2. Inspect the configured passes to confirm the environment deltas.
3. Run a dry-run to verify wiring or execute the passes for real metrics.
4. Open the generated JSON artifacts under `metrics/production_evaluations`.

In [None]:
from __future__ import annotations

from collections.abc import Iterable
from pathlib import Path

from evals.scripts.evaluation.core.production_eval_helpers import (
    DEFAULT_PRODUCTION_PASSES,
    ProductionEvaluationSummary,
    run_production_evaluation,
)


def resolve_project_root(candidates: Iterable[Path] | None = None) -> Path:
    """Best-effort resolution of the repository root for notebook execution."""

    probe = list(candidates or [])
    if not probe:
        cwd = Path.cwd().resolve()
        probe = [cwd, cwd.parent, cwd.parents[1] if len(cwd.parents) > 1 else cwd]

    for candidate in probe:
        marker = candidate / "pyproject.toml"
        if marker.exists():
            return candidate
    raise RuntimeError("Unable to locate project root; add it to candidates.")

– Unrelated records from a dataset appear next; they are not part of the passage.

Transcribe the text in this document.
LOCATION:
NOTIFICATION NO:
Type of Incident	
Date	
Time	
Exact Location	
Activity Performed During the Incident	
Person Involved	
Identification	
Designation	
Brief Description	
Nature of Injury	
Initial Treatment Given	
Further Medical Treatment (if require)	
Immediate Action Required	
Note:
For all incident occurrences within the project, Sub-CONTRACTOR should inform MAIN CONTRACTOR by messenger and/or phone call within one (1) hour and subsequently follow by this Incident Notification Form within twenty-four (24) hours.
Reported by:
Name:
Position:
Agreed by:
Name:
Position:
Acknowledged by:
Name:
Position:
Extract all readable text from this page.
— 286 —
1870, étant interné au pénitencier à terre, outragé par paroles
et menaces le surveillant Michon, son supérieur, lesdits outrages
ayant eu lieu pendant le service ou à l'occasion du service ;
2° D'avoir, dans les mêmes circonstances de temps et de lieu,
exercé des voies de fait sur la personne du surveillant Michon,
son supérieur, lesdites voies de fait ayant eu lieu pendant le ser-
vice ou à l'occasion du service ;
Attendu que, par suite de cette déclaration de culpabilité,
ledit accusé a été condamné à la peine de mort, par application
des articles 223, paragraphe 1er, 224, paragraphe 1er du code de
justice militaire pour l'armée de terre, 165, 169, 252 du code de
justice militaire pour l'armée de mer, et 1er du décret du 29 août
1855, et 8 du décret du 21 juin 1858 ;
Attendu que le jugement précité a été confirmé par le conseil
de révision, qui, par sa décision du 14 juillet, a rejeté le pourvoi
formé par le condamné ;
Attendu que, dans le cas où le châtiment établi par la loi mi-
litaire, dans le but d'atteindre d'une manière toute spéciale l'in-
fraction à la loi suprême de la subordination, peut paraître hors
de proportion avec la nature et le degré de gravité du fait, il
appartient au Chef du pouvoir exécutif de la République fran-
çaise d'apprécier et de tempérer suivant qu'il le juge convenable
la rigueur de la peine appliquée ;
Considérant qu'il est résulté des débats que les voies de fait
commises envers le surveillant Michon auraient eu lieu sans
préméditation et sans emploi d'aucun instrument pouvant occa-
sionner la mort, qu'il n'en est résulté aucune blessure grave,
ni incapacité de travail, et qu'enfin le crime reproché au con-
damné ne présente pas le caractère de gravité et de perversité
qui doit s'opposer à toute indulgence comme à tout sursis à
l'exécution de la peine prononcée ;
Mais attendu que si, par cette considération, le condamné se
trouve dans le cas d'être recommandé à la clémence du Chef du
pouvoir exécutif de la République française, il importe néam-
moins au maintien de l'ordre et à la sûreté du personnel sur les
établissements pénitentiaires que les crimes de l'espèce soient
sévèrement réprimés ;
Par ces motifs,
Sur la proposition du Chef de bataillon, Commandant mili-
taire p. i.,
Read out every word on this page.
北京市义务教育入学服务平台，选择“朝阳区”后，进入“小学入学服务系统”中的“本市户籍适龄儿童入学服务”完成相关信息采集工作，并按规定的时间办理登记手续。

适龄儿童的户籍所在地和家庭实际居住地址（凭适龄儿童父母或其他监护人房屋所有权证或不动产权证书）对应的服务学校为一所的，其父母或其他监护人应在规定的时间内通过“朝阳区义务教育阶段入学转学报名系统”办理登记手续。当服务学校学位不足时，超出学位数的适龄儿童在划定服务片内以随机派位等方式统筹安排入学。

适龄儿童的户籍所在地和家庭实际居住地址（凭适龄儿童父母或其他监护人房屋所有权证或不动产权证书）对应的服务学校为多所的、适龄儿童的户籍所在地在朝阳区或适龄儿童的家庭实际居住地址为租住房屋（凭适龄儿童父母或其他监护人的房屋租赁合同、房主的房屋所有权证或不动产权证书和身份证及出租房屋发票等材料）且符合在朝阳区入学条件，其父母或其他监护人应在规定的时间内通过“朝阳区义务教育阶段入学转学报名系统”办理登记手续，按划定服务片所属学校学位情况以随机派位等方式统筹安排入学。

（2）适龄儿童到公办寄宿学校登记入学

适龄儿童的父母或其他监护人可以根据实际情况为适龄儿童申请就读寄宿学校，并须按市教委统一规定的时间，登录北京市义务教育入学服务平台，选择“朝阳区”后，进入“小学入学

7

PROJECT_ROOT = resolve_project_root()
RESULTS_DIR = PROJECT_ROOT / "metrics/production_evaluations"
PROJECT_ROOT


In [None]:
passes = DEFAULT_PRODUCTION_PASSES
for idx, cfg in enumerate(passes, start=1):
    print(f"Pass {idx}: {cfg.name}")
    print(f"  Description: {cfg.description}")
    for key, value in cfg.env.items():
        print(f"    {key}={value}")
    if cfg.extra_args:
        print(f"    extra_args={cfg.extra_args}")
    print()


In [None]:
# Dry-run to confirm everything resolves (set execute=True to run the full evaluation).
summary: ProductionEvaluationSummary = run_production_evaluation(
    passes,
    project_root=PROJECT_ROOT,
    results_dir=RESULTS_DIR,
    execute=False,
    capture_output=False,
)
summary.overall_status


When you are ready to execute the real evaluation, rerun the previous cell
with `execute=True`. The helper will write per-pass JSON payloads and an
aggregate analysis file (`analysis_<timestamp>.json`) under the metrics
directory.